Once again, ladies and gentlemen, if you have any questions or comment, please press star one and one on your telephone. We are now going to proceed with our next question. The questions come from Ignacio Domenech from JB Capital. Please ask your question.
Yes, good afternoon and thank you for taking my questions. The first one is on the dividend timings. Not sure if you could provide some visibility on the timings of the dividend payments this year, if anything has been decided yet. The second question is on the positive contribution of OpEx of EUR 4 million to EBITDA on gas transmission. I think you mentioned on higher pass-throughs, but maybe if you could clarify where is the increase coming from. The third question is on the cost of debt. You were mentioning, We should expect cost of the two remains stable throughout the year. My question is, looking into 2024, 2025, given the maturities of your debt, before you were mentioning, you know, the credit lines.
maybe what's the level, you know, the cost of debt in the upcoming years, if we should see a material increase? Thank you.

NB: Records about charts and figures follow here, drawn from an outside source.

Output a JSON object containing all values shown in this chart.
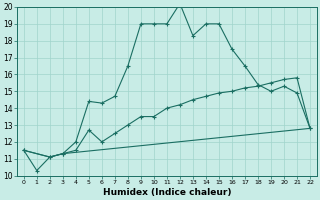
{
  "title": "",
  "xlabel": "Humidex (Indice chaleur)",
  "ylabel": "",
  "xlim": [
    -0.5,
    22.5
  ],
  "ylim": [
    10,
    20
  ],
  "yticks": [
    10,
    11,
    12,
    13,
    14,
    15,
    16,
    17,
    18,
    19,
    20
  ],
  "xticks": [
    0,
    1,
    2,
    3,
    4,
    5,
    6,
    7,
    8,
    9,
    10,
    11,
    12,
    13,
    14,
    15,
    16,
    17,
    18,
    19,
    20,
    21,
    22
  ],
  "bg_color": "#c8ece6",
  "grid_color": "#a0d4cc",
  "line_color": "#1a6e62",
  "line1_x": [
    0,
    1,
    2,
    3,
    4,
    5,
    6,
    7,
    8,
    9,
    10,
    11,
    12,
    13,
    14,
    15,
    16,
    17,
    18,
    19,
    20,
    21,
    22
  ],
  "line1_y": [
    11.5,
    10.3,
    11.1,
    11.3,
    12.0,
    14.4,
    14.3,
    14.7,
    16.5,
    19.0,
    19.0,
    19.0,
    20.2,
    18.3,
    19.0,
    19.0,
    17.5,
    16.5,
    15.4,
    15.0,
    15.3,
    14.9,
    12.8
  ],
  "line2_x": [
    0,
    2,
    3,
    4,
    5,
    6,
    7,
    8,
    9,
    10,
    11,
    12,
    13,
    14,
    15,
    16,
    17,
    18,
    19,
    20,
    21,
    22
  ],
  "line2_y": [
    11.5,
    11.1,
    11.3,
    11.5,
    12.7,
    12.0,
    12.5,
    13.0,
    13.5,
    13.5,
    14.0,
    14.2,
    14.5,
    14.7,
    14.9,
    15.0,
    15.2,
    15.3,
    15.5,
    15.7,
    15.8,
    12.8
  ],
  "line3_x": [
    0,
    2,
    3,
    22
  ],
  "line3_y": [
    11.5,
    11.1,
    11.3,
    12.8
  ]
}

Let me answer, question one and three. The second one I didn't, but let me cover this, and then you can repeat the second question. On the dividend payment, there aren't any definite dates, but typically we pay the dividend two or three weeks after we do the AGM, more or less. I don't know, you can check. It's the normal. And that will be the second part of last year's dividend. The anticipated one should be paid more or less at the same date as we paid last year. We typically what we will do is have a board at the end of November with the accounts up to 30 of October to set the interim dividend and pay it in December. That's more or less the date. I'm not substituting the board.

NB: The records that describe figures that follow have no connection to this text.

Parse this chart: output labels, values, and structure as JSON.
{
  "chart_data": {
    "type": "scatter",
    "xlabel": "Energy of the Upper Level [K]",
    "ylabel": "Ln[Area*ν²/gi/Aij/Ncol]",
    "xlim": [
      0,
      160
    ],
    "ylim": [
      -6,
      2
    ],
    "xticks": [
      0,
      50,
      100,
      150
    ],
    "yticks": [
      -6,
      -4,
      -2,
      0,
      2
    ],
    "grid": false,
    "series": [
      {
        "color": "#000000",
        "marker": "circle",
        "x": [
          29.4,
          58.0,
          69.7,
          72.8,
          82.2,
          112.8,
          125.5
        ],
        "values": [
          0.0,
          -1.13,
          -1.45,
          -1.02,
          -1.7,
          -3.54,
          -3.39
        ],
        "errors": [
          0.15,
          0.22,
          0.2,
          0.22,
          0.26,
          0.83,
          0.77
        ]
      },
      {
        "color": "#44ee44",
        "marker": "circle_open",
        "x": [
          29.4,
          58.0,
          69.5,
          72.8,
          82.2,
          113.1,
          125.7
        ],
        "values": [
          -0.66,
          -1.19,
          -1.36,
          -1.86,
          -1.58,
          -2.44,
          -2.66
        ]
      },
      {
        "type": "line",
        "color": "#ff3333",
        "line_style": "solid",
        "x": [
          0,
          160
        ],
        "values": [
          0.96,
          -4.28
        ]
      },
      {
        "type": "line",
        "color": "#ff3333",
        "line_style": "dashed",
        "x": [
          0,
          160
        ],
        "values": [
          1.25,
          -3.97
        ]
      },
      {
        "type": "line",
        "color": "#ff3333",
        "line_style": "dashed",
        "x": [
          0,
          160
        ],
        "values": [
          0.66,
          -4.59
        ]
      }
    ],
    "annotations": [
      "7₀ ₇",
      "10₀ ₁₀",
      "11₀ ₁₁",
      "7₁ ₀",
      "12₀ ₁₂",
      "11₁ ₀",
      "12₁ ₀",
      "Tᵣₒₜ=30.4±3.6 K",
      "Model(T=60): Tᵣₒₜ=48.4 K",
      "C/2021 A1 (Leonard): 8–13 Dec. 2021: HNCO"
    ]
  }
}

These are things that not relate for this next one, but the other one will still go to the board. It's, I'd say, what you should expect. On the cost of debt, what I can tell you that, yes, it can still go up. Of course there is a major drive, which is the fact that there was this major increase in rate. Rates are now stabilizing, so if rates stabilize in the market, you can still see a small drag of increase of average cost of debt. You should not see a major increase, so you'll probably see it still increase a little bit, but not materially versus the numbers that you have in 2023. Yes, you can have a small increase.
Yes, depending on how rates evolve in the market, you do have part of them are variable. There is a lot of funding that we have already done up in advance. We have already locked in a lot of funding already, so it doesn't have to be that we have a major increase in the cost of debt in 2024 or 2025. It should be a, I'd say, small increases versus 2023. Your second question, we didn't get it quite well. I don't know if you mind, you don't mind repeating it?
Yes.
Ignacio.
Yes, it's on the contribution on EBITDA, gas transmission. I believe there's a EUR 4 million increase from OpEx. Okay. EUR 4 million contribution. I'm not sure if you can clarify where is this contribution coming from. Okay. I think there was something related to pass-through costs, but maybe if you could give us some light here, would be useful. Thank you.
I'll have to check exactly that number. I mean, the core OpEx is evolving, basically driven by the electricity cost. I have to check exactly. We can check what the number. I am not seeing here the EUR 4 million, but I can check with you exactly what those numbers are after the call, 'cause I'm not seeing them here, I want to be sure that I know exactly what the number is. Okay?
Okay. That's fine. Thank you. Thank you very much. Thank you.
We have no further questions at this time. I'll now hand back the call for closing remarks. Thank you.
Hey, Ignacio, just to say something. Relative to Ignacio, this is basically the cost, I think, of electricity. That's the main contribution that is being driven, those, that evolution on gas transmission. Okay?
Ladies and gentlemen, that concludes today's conference call. Thank you for participating. You may now disconnect your lines. Thank you.